Unfortunately, Crowley, Castiel and Rowena are still blithely unaware of the true purpose of the mark, and band together to collect the ingredients and cast the spell, ultimately succeeding. This appears to break the seal on the Darkness, and an evil black presence is released and starts spreading, enveloping Sam and Dean.
The writing of the episode was not inherently weak. However, much of the information presented in the final episode had no tie-in to the rest of the season. All of the story arcs, including parallels with Cain, were simply dissolved. As opposed to a true climax of the season, this episode appeared to simply tie up the storyline of season ten and set up the storyline for season 11 in one fell swoop.

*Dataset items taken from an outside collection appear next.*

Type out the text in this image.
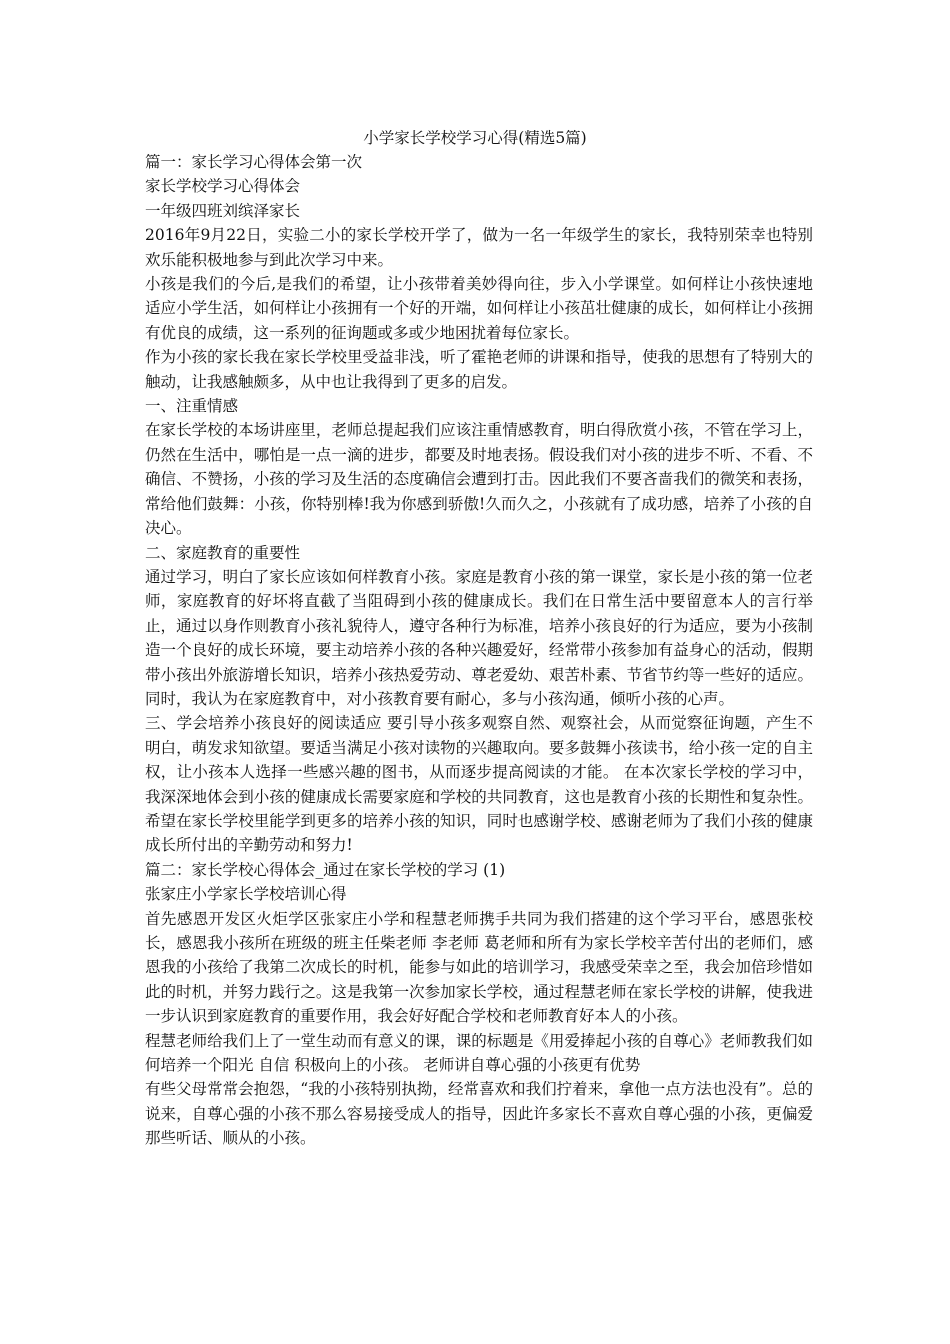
小学家长学校学习心得(精选5篇)

篇一：家长学习心得体会第一次

家长学校学习心得体会

一年级四班刘缤泽家长

2016年9月22日，实验二小的家长学校开学了，做为一名一年级学生的家长，我特别荣幸也特别欢乐能积极地参与到此次学习中来。

小孩是我们的今后,是我们的希望，让小孩带着美妙得向往，步入小学课堂。如何样让小孩快速地适应小学生活，如何样让小孩拥有一个好的开端，如何样让小孩茁壮健康的成长，如何样让小孩拥有优良的成绩，这一系列的征询题或多或少地困扰着每位家长。

作为小孩的家长我在家长学校里受益非浅，听了霍艳老师的讲课和指导，使我的思想有了特别大的触动，让我感触颇多，从中也让我得到了更多的启发。

一、注重情感

在家长学校的本场讲座里，老师总提起我们应该注重情感教育，明白得欣赏小孩，不管在学习上，仍然在生活中，哪怕是一点一滴的进步，都要及时地表扬。假设我们对小孩的进步不听、不看、不确信、不赞扬，小孩的学习及生活的态度确信会遭到打击。因此我们不要吝啬我们的微笑和表扬，常给他们鼓舞：小孩，你特别棒!我为你感到骄傲!久而久之，小孩就有了成功感，培养了小孩的自决心。

二、家庭教育的重要性

通过学习，明白了家长应该如何样教育小孩。家庭是教育小孩的第一课堂，家长是小孩的第一位老师，家庭教育的好坏将直截了当阻碍到小孩的健康成长。我们在日常生活中要留意本人的言行举止，通过以身作则教育小孩礼貌待人，遵守各种行为标准，培养小孩良好的行为适应，要为小孩制造一个良好的成长环境，要主动培养小孩的各种兴趣爱好，经常带小孩参加有益身心的活动，假期带小孩出外旅游增长知识，培养小孩热爱劳动、尊老爱幼、艰苦朴素、节省节约等一些好的适应。同时，我认为在家庭教育中，对小孩教育要有耐心，多与小孩沟通，倾听小孩的心声。

三、学会培养小孩良好的阅读适应 要引导小孩多观察自然、观察社会，从而觉察征询题，产生不明白，萌发求知欲望。要适当满足小孩对读物的兴趣取向。要多鼓舞小孩读书，给小孩一定的自主权，让小孩本人选择一些感兴趣的图书，从而逐步提高阅读的才能。 在本次家长学校的学习中，我深深地体会到小孩的健康成长需要家庭和学校的共同教育，这也是教育小孩的长期性和复杂性。希望在家长学校里能学到更多的培养小孩的知识，同时也感谢学校、感谢老师为了我们小孩的健康成长所付出的辛勤劳动和努力!

篇二：家长学校心得体会_通过在家长学校的学习 (1)

张家庄小学家长学校培训心得

首先感恩开发区火炬学区张家庄小学和程慧老师携手共同为我们搭建的这个学习平台，感恩张校长，感恩我小孩所在班级的班主任柴老师 李老师 葛老师和所有为家长学校辛苦付出的老师们，感恩我的小孩给了我第二次成长的时机，能参与如此的培训学习，我感受荣幸之至，我会加倍珍惜如此的时机，并努力践行之。这是我第一次参加家长学校，通过程慧老师在家长学校的讲解，使我进一步认识到家庭教育的重要作用，我会好好配合学校和老师教育好本人的小孩。

程慧老师给我们上了一堂生动而有意义的课，课的标题是《用爱捧起小孩的自尊心》老师教我们如何培养一个阳光 自信 积极向上的小孩。 老师讲自尊心强的小孩更有优势

有些父母常常会抱怨，“我的小孩特别执拗，经常喜欢和我们拧着来，拿他一点方法也没有”。总的说来，自尊心强的小孩不那么容易接受成人的指导，因此许多家长不喜欢自尊心强的小孩，更偏爱那些听话、顺从的小孩。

The acting, however, was on point. The most emotional point in the episode was Dean and Sam’s heated conversation about the morality of their choices, leading up to Dean very nearly killing Sam. Bringing back Death was also a solid decision, as Richings’s acting is strong and his character is a fan favorite.
While this episode did not succeed as well as others in this season, especially the 200th episode “Fan Fiction,” it created a set up for a nail biting season 11 story arc that’s sure to increase the suspense and drama.